Al-Haideri is a construction engineer who recently fled Baghdad. And he claims that since U.N. weapons inspectors were expelled from Iraq in 1998, Saddam Hussein has begun a new crash program to develop biological, chemical even nuclear weapons — a program of which al-Haideri was an unwitting part.

"Heavy work is beginning and concentrated works and they are working day and night," said al-Haideri.

With an eye toward the U.S. bombing campaign of four years ago, Al-Haideri says the Iraqis had him build high-tech, leak-proof research and storage facilities in places where they would be hard to find and difficult to destroy — in hospitals, under Saddam Hussein's presidential palaces and deep in wells on farms outside Baghdad, reports CBS News Correspondent Mark Phillips.

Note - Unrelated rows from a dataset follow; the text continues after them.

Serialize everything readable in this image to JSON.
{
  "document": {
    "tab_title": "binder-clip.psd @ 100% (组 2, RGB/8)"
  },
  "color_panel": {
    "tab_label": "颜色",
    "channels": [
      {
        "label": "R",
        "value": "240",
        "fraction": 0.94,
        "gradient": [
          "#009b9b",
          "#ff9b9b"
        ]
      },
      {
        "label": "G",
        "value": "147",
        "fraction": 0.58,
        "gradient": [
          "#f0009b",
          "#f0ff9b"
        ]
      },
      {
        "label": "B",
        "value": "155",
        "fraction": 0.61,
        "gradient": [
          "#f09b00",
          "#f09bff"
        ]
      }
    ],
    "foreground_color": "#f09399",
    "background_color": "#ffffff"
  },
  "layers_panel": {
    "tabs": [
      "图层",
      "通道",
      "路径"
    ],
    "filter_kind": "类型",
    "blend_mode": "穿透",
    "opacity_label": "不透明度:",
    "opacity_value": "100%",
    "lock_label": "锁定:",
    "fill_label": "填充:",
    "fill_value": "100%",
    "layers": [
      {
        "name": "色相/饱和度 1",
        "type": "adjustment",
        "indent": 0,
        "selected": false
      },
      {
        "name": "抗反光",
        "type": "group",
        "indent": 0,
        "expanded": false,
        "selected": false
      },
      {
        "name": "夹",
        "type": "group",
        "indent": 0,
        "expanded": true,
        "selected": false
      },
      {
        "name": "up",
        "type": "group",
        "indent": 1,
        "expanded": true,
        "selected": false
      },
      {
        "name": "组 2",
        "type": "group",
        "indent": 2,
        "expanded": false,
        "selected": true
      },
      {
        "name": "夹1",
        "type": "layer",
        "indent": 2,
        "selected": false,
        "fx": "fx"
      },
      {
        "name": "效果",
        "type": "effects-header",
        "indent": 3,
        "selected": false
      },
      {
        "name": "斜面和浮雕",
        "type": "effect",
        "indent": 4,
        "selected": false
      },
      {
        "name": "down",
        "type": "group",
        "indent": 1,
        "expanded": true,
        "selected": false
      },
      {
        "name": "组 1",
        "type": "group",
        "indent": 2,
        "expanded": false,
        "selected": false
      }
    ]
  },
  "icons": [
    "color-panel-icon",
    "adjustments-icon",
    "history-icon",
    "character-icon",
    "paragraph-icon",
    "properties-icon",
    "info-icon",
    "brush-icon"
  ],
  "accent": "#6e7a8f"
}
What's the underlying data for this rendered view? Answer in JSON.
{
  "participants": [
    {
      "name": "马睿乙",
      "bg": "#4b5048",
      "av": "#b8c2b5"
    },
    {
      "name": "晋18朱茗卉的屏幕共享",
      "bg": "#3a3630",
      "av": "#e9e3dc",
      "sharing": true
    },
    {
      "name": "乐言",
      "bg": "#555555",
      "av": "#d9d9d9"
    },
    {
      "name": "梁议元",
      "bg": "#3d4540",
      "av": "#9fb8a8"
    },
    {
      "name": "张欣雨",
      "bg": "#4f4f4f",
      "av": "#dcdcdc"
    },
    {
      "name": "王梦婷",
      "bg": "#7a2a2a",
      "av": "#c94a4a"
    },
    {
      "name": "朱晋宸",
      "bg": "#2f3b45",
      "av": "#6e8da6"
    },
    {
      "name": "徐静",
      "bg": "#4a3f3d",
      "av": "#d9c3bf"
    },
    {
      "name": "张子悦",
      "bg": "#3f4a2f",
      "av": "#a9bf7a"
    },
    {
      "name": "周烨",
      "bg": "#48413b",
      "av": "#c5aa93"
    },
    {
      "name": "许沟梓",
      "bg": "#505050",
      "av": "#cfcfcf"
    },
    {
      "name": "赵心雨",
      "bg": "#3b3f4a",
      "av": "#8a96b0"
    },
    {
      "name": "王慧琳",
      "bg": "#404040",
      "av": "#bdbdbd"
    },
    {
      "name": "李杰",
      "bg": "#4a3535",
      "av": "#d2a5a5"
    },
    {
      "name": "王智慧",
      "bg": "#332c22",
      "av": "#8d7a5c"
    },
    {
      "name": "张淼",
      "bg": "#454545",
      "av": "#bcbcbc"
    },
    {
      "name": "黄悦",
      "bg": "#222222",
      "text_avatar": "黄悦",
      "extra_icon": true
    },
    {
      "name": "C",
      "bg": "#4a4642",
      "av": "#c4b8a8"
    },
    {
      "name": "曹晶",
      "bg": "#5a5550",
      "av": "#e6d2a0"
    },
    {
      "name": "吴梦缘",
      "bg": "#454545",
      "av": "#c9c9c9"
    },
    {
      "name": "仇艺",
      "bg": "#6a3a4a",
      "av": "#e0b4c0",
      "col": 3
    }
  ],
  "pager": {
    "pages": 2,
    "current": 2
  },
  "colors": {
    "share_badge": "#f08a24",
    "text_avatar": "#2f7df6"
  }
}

Unlike the munitions, which are easy for inspectors to check, the wells and other facilities, Haideri says, were designed to avoid detection, if Saddam ever allows the U.N. investigators back into the country. It's a highly-mobile program, he says, where materials, which he admits he never actually saw, can be moved frequently from place to place, frustrating those looking for them.

And a former senior U.N. weapons inspector says al-Haideri's claims are credible.

"What he has described makes sense. All of the locations make sense they are all places where we know missile and chemical and biological activities were taking place in the past," said Charles Duelfer.

The U.S. has often been skeptical of similar Iraqi defectors in the past and the emergence of Adnan al -Haideri now is suspiciously convenient for those seeking the overthrow of Saddam Hussein. But al-Haideri's claims seem plausible. And CBS News has learned he's now under the protection of and being questioned by U.S. intelligence officials.